Шрифт:
Девочка была ошеломлена моим решением. Она даже дар речи потеряла, лишь продолжала смотреть сердито.
– Клянусь, защищать Айкар ценой своей жизни! – твёрдо сказал парень.
Я серьёзно предупредил его:
– Если нарушишь клятву, я перегрызу тебе горло!
Хурхан, улыбнувшись, кивнул. Моё решение его устраивало. Затем он пододвинул мне тарелку с нарезанным мясом. Вот ведь соблазн какой! Нехотя я взял кусочек и положил в рот. Как его съел, даже не заметил.

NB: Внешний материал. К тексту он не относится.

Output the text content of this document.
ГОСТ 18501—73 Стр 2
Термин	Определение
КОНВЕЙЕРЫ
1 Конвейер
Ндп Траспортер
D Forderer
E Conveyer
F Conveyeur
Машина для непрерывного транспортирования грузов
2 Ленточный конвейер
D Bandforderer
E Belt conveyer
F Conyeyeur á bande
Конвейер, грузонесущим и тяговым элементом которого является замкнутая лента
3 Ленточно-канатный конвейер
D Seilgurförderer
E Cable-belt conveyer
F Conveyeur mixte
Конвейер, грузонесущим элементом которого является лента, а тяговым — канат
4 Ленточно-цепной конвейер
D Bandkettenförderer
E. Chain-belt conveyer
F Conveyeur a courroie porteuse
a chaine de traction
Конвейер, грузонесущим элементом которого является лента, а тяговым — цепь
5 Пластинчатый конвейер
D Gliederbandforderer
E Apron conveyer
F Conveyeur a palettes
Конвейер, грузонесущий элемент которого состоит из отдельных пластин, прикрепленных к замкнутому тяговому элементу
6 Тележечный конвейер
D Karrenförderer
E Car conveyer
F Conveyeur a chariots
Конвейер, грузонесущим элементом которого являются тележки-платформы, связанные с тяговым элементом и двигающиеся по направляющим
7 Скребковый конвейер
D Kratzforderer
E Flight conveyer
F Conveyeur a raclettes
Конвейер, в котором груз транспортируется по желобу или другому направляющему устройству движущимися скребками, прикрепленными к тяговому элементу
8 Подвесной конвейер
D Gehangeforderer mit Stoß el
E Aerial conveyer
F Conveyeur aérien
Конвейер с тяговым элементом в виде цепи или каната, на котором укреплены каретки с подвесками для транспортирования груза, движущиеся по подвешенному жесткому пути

За ним последовал другой… Боже, какой божественный вкус!
Айкар настороженно наблюдала, как я с аппетитом уплетаю сырое мясо, потом села на своё место, что-то пробурчав под нос и взяв из своей тарелки недоеденное жаркое, стала есть.
– Хурхан, угощайся зайчатиной, – разрешил я.
– Наверно его Айкар поймала. Она будет сердиться.
– Не будет, бери.
Хурхан с опаской покосился на Айкар, которая делала вид, что наш разговор её не касается, затем потянулся к жаркому и отломил ножку.
Мой организм с благодарностью отнёсся к сырому мясу. Больше болезненных спазмов не последовало – это радовало. Но мне что же теперь всегда есть сырое мясо?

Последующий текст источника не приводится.